OIR Seeks to Repeal Penalty Guidelines
Florida’s administrative rule providing guidelines for insurer penalties might go by the wayside under a proposal by the Office of Insurance Regulation. The agenda for today’s Cabinet meeting indicates that the OIR will seek authority to repeal the existing rule, 69O-142.011. The rule has been in effect since November 6, 1994.
The repeal of this rule shows the pros and cons of efforts to reduce administrative rulemaking. In recent years, the executive branch and the legislature have emphasized reducing the number of rules in effect because administrative rules are characterized as burdensome and as impediments to economic development.
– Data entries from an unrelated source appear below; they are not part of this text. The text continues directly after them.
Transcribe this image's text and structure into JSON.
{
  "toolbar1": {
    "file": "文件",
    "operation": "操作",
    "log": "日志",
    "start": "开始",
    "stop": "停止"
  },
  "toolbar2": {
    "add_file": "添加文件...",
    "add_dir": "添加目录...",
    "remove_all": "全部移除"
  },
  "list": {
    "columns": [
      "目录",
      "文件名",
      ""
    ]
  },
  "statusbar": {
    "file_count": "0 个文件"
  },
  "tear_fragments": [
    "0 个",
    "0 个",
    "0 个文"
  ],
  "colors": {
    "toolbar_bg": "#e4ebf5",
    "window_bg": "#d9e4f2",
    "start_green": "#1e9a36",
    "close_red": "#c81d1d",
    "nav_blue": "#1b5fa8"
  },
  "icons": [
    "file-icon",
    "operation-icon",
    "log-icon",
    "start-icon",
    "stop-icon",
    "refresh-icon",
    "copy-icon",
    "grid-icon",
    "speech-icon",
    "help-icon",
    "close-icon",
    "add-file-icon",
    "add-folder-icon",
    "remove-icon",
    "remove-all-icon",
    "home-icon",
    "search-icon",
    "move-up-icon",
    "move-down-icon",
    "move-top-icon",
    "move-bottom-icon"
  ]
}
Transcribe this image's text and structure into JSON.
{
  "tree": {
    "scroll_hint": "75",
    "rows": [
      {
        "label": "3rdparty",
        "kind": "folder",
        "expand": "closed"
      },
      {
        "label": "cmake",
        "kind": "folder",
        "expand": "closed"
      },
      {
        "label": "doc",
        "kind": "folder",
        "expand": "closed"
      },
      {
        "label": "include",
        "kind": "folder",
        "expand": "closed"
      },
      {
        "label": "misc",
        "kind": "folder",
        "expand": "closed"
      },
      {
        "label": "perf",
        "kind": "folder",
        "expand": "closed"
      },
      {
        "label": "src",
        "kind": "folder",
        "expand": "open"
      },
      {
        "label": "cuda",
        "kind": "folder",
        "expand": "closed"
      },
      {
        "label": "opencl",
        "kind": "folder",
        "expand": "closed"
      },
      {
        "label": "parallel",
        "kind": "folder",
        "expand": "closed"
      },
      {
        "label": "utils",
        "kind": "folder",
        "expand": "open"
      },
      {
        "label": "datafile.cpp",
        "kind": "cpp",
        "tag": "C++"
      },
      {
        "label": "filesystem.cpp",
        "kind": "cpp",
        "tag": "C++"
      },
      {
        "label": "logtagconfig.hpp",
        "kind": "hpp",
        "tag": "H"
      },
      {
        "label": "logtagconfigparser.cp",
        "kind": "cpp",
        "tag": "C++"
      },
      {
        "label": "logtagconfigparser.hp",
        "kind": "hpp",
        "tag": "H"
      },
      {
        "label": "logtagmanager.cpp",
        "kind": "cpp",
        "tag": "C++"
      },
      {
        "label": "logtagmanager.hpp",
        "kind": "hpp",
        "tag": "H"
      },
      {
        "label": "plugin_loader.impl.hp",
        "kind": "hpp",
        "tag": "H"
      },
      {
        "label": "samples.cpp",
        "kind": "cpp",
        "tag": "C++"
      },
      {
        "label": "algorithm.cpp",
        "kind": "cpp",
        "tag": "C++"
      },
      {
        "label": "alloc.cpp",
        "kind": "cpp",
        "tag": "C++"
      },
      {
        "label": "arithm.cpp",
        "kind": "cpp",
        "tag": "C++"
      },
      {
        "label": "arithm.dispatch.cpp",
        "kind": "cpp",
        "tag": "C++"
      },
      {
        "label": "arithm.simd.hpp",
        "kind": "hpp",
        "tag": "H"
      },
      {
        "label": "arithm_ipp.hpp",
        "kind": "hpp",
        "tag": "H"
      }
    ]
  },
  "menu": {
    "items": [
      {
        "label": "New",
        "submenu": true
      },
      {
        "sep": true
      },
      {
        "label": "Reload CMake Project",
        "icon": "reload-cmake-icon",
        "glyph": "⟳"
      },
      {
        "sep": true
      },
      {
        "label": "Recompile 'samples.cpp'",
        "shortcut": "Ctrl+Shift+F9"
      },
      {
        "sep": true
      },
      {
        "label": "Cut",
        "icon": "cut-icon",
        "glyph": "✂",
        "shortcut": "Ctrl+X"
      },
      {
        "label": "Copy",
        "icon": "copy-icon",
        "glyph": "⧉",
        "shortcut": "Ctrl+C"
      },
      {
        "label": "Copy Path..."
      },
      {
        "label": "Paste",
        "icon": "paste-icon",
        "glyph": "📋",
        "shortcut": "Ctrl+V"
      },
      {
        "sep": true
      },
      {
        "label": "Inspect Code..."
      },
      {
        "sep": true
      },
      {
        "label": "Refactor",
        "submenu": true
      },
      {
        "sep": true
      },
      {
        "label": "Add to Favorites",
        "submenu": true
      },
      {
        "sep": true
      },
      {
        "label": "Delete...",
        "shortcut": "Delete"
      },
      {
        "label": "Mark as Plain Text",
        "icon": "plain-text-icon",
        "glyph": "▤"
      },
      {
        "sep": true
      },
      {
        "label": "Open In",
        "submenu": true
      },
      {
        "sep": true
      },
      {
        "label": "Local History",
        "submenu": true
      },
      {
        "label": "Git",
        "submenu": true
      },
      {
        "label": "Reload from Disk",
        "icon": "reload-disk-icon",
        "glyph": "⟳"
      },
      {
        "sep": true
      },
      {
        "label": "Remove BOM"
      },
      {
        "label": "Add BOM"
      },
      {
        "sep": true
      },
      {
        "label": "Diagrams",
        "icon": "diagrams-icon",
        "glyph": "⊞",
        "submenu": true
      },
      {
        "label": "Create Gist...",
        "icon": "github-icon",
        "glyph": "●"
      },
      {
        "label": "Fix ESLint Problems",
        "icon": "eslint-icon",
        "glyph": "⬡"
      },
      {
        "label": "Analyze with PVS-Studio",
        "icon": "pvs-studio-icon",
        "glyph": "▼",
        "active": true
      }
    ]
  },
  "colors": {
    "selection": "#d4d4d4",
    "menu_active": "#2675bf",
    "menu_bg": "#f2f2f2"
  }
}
In the case of the penay guideline rule, the statutory authority relating to insurer fines has changed since the rule’s adoption, and several of the substantive provisions referenced in the rule probably have changed too.
On the other hand, an often-overlooked aspect of regulatory rulemaking is that agencies’ rules provide guidance and predictability to those governed by them. The penalty guidelines rule categorizes various types of insurer conduct, ranging from the most severe, even willful, violations to minor or technical violations. The rule also discusses the potential impact of aggravating and mitigating factors and the effect of corrective measures. The rule plainly incentives insurers to cooperate in identifying potential concerns and correcting them. Admittedly, the incentive to mitigate errors should exist without the rule, and the OIR can exercise discretion and take these factors into account when it identifies deficiencies. However, gone will be the benefit of a rule that tries to create a predictable framework for both the OIR and the companies it regulates.